Reprinted from the Journal of Sladean Studies
Volume 2 Issue 6
‘So what is that exactly?’ Kate asks, when she’s read the article.
‘It’s a post-modern appreciation of Jenny Slade,’ says Bob humourlessly.
‘Is it indeed?’
‘Yes. It has to be. You see, Jenny Slade’s not only the best guitarist in the world, she’s also the most Po-Mo.’
Kate is a tad confused. Maybe Bob doesn’t quite share her feelings about Jenny Slade. That needn’t be so terrible, there are many different ways of appreciating something, yet she suspects that Bob would insist that his way is the only true path.
‘You don’t say,’ Kate replies.
‘I do,’ says Bob. ‘Really I do.’
The bar is all but empty.
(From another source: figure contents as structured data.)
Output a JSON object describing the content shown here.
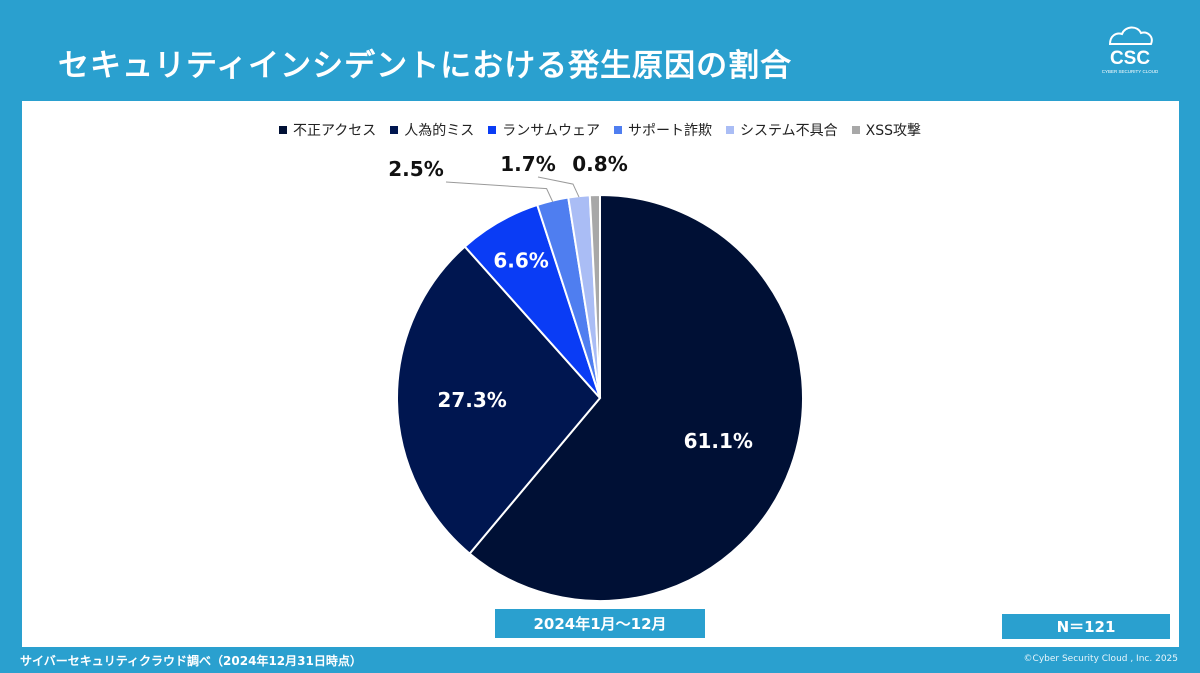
{
  "header": {
    "title": "セキュリティインシデントにおける発生原因の割合",
    "logo_text": "CSC",
    "logo_subtext": "CYBER SECURITY CLOUD"
  },
  "chart_data": {
    "type": "pie",
    "title": "セキュリティインシデントにおける発生原因の割合",
    "legend_position": "top",
    "slices": [
      {
        "label": "不正アクセス",
        "value": 61.1,
        "display": "61.1%",
        "color": "#001035"
      },
      {
        "label": "人為的ミス",
        "value": 27.3,
        "display": "27.3%",
        "color": "#001650"
      },
      {
        "label": "ランサムウェア",
        "value": 6.6,
        "display": "6.6%",
        "color": "#0a3cf5"
      },
      {
        "label": "サポート詐欺",
        "value": 2.5,
        "display": "2.5%",
        "color": "#4f7ef0"
      },
      {
        "label": "システム不具合",
        "value": 1.7,
        "display": "1.7%",
        "color": "#aabdf5"
      },
      {
        "label": "XSS攻撃",
        "value": 0.8,
        "display": "0.8%",
        "color": "#a8a8a8"
      }
    ]
  },
  "badges": {
    "period": "2024年1月～12月",
    "sample_size": "N＝121"
  },
  "footer": {
    "source": "サイバーセキュリティクラウド調べ（2024年12月31日時点）",
    "copyright": "©Cyber Security Cloud , Inc. 2025"
  }
}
There’s one drunk sleeping contentedly by the jukebox and the manager has gone, telling Kate to lock up when she’s had enough of her new-found friend.
Kate says to Bob, ‘I don’t suppose you’ve got the time to explain post-modernism have you?’
Bob looks at his watch and shakes his head sadly.
‘That’s what they all say,’ Kate complains.
‘But I’ve still got plenty to tell you about Jenny Slade.’
Kate cheers up at this news.
‘All right,’ she says, ‘you can tell me about post-modernism another time.’
The promise that she’s prepared to spend ‘another time’ with him soothes Bob’s wounded heart.
‘Now I think we should talk about instrumentation,’ he says.